Study measures cost-effectiveness of on-site rapid HIV testing in drug abuse treatment programs

Published on September 10, 2012 at 5:30 AM · No Comments

Less than half of community-based substance abuse treatment programs in the United States currently make HIV testing available on-site or through referral. A new study led by researchers at Weill Cornell Medical College shows the cost-effectiveness of integrating on-site rapid HIV testing into drug treatment programs.

The study, published in today's issue of Drug and Alcohol Dependence, is a collaboration with the HIV Rapid Testing and Counseling Study trial, sponsored by the National Drug Abuse Clinical Trials Network. The randomized clinical trial conducted in 12 community-based substance abuse treatment programs in 2009 found that 80 percent of the participants offered on-site HIV testing with a rapid test accepted the testing offer and obtained test results, as compared with less than 20 percent of those referred for off-site testing. These recent results were published in the June issue of the American Journal of Public Health.
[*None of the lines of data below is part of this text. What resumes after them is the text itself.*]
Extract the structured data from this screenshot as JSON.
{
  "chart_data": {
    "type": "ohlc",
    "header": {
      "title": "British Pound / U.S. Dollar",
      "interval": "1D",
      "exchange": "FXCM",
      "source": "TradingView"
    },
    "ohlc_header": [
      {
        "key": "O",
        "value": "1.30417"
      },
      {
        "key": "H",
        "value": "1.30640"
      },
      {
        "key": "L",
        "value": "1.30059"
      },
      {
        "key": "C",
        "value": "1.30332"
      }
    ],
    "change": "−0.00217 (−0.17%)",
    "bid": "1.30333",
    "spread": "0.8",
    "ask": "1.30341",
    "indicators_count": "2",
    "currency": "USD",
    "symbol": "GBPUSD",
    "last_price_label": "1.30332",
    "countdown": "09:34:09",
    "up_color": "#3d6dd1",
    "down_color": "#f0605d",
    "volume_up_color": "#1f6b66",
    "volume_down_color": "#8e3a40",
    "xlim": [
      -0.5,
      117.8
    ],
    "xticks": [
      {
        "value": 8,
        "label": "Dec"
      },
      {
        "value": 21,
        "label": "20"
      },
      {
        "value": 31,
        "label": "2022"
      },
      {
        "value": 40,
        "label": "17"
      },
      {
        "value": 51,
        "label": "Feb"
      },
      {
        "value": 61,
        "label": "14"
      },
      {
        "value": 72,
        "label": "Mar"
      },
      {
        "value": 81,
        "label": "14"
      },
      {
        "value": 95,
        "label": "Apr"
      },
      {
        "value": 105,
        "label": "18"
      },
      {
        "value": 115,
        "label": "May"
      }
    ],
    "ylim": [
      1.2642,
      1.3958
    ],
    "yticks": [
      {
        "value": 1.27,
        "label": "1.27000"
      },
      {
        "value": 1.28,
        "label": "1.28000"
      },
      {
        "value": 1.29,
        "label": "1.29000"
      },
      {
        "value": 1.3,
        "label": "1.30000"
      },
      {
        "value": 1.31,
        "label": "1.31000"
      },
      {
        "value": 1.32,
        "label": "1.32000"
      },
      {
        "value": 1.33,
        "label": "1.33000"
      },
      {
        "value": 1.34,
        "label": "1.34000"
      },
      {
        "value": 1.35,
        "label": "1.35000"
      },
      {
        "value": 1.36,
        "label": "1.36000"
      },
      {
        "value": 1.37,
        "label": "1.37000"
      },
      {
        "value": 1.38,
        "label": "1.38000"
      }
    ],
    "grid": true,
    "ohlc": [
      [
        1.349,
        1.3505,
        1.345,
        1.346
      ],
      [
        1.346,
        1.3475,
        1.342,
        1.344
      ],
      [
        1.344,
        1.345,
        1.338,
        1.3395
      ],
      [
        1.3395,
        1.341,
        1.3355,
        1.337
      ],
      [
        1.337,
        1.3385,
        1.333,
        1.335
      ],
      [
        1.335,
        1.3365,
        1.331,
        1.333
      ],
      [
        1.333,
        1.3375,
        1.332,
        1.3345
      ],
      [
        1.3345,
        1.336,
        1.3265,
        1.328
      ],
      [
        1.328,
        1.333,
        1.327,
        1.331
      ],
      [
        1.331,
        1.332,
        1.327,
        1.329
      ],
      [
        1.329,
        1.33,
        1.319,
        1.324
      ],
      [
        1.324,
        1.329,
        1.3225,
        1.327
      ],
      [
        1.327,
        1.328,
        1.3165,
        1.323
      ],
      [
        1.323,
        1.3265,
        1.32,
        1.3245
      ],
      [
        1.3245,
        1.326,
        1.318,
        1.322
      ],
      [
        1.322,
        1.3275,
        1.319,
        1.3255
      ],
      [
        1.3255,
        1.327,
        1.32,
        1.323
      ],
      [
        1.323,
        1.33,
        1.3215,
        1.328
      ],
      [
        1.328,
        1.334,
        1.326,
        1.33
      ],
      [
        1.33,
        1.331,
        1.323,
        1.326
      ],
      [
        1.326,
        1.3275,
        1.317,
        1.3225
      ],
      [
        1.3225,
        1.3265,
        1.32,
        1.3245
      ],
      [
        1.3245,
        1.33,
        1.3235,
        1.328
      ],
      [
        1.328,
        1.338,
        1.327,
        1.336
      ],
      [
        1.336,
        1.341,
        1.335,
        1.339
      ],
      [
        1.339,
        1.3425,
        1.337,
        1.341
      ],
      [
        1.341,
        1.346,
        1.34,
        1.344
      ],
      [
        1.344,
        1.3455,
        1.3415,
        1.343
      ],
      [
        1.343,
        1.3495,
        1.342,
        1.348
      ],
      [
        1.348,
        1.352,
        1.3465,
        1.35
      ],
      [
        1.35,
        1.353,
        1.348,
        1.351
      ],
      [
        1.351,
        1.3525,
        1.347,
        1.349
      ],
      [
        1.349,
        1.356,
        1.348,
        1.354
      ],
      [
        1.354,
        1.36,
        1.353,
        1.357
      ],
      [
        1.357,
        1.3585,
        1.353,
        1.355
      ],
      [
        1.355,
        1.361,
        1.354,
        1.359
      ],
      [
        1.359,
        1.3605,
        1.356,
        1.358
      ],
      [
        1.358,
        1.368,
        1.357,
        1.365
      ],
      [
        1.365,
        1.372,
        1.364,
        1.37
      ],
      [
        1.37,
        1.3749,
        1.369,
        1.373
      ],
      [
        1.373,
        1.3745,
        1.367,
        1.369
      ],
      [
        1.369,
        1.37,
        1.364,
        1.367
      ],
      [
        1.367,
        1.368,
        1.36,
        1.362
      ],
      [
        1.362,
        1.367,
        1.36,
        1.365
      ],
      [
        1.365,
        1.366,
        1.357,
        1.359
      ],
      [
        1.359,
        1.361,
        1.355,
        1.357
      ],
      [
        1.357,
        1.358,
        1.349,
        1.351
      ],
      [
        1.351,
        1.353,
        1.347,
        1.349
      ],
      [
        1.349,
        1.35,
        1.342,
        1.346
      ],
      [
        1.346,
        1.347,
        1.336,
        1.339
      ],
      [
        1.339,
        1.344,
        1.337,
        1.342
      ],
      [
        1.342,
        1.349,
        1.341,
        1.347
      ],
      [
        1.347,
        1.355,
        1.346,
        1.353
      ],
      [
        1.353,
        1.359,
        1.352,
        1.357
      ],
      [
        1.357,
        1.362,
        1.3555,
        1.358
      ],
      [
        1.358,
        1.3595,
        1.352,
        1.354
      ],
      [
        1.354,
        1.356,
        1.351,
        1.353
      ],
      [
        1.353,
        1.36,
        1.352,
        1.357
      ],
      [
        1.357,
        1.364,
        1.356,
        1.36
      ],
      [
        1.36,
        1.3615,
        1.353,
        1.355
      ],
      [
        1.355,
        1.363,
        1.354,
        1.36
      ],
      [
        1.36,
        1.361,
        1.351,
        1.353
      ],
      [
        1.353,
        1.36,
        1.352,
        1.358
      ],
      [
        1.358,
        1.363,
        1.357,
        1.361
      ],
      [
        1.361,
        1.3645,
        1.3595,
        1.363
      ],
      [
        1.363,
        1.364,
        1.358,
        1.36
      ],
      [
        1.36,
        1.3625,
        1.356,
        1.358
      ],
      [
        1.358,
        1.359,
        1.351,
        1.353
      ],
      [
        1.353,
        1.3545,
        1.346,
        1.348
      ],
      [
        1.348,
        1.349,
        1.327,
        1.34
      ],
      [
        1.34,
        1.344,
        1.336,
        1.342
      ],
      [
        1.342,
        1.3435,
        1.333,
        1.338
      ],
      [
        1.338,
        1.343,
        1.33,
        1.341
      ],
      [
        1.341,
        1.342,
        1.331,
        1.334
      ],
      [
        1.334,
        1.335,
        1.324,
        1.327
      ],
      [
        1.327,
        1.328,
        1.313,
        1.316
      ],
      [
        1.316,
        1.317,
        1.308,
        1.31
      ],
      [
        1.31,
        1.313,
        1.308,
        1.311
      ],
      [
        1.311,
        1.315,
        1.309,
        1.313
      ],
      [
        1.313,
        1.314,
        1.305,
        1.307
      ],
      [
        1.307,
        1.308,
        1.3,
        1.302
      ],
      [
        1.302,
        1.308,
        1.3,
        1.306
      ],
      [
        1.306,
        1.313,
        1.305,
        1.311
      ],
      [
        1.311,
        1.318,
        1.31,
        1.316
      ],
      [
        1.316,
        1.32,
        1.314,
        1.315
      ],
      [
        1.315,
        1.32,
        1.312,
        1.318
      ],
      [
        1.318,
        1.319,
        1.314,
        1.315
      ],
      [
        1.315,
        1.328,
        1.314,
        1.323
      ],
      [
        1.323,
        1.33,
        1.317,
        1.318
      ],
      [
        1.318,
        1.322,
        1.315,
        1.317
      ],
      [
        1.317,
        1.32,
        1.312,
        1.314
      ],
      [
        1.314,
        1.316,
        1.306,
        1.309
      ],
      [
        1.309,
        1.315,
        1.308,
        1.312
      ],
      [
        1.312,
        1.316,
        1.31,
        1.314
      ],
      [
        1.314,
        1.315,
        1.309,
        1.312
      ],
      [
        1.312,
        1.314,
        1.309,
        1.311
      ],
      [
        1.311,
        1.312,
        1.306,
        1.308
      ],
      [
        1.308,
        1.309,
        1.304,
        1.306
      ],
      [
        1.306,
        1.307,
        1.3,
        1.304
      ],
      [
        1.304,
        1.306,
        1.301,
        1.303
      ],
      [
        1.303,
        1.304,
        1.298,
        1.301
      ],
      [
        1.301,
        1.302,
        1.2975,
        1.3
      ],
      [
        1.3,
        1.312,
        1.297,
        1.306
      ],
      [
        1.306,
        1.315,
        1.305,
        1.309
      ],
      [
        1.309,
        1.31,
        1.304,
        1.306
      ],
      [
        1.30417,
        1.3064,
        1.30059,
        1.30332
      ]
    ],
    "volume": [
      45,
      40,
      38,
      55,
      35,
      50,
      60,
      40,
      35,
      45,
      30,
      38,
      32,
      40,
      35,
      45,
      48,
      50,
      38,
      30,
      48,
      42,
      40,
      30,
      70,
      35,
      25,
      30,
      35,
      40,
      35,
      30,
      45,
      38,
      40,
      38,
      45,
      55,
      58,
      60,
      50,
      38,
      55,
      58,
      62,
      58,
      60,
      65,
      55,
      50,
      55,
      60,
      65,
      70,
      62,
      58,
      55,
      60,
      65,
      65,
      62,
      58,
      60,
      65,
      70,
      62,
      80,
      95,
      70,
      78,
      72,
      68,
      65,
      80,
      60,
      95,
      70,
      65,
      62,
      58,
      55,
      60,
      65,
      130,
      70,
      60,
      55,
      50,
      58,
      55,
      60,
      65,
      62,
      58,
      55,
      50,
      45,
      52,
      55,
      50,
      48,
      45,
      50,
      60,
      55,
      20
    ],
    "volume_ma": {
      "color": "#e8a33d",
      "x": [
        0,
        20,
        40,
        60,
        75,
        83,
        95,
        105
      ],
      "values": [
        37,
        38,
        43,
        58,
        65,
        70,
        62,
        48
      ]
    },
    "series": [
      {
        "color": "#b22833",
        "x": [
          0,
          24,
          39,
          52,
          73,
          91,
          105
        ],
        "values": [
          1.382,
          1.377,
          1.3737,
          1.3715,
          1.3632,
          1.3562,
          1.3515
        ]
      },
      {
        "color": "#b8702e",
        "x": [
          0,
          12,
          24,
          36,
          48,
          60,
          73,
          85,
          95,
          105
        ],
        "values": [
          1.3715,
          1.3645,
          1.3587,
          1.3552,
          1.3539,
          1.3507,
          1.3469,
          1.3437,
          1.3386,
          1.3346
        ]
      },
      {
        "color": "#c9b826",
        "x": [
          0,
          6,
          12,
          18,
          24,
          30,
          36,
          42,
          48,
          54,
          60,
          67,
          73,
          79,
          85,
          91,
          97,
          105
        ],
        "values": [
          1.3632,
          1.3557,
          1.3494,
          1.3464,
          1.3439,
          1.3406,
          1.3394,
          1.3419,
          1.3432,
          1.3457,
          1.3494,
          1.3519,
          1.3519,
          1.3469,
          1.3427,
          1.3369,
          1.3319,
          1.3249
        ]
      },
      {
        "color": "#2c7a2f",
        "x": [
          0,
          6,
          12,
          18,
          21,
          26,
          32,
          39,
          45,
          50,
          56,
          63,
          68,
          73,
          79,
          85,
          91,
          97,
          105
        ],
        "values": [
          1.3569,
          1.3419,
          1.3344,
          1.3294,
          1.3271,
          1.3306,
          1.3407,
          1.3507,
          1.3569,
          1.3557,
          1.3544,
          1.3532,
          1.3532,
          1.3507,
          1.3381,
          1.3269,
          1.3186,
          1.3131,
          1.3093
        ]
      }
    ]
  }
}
The new study measured the cost-effectiveness of on-site rapid HIV testing in drug abuse treatment programs using data from the HIV Rapid Testing and Counseling Study, including patient demographics, prior testing history, test acceptance and receipt of results, undiagnosed HIV prevalence and program costs. Researchers used the Cost Effectiveness of Preventing AIDS Complications (CEPAC) computer simulation model to project life expectancy, lifetime costs and quality-adjusted life years (QALYs) for the HIV-infected individuals. The researchers calculated the cost per QALY with and without on-site testing, also taking into account the costs associated with testing individuals who turn out not to be HIV-infected.

"Our cost-effectiveness analysis supports integrating HIV screening and prevention services with substance abuse treatment programs, which is called for in President Barack Obama's National HIV/AIDS Strategy, " says the study's lead investigator Dr. Bruce R. Schackman, an associate professor of public health and chief of the Division of Health Policy at Weill Cornell Medical College. "We found that on-site testing with a description of the testing procedure, without pre-test risk-reduction counseling, resulted in a beneficial cost-effectiveness ratio. This strategy provides better value than off-site referral."

Study results show a cost-effectiveness ratio of $60,300 per QALY, which is below one acceptable cost-effectiveness threshold of $100,000 per QALY used in the U.S. In addition, researchers found that participant-tailored risk-reduction counseling does not provide better value in this setting. Risk-reduction counseling increases the cost per participant by nearly 90 percent, and in the trial it had no significant effect on self-reported sexual risk behavior.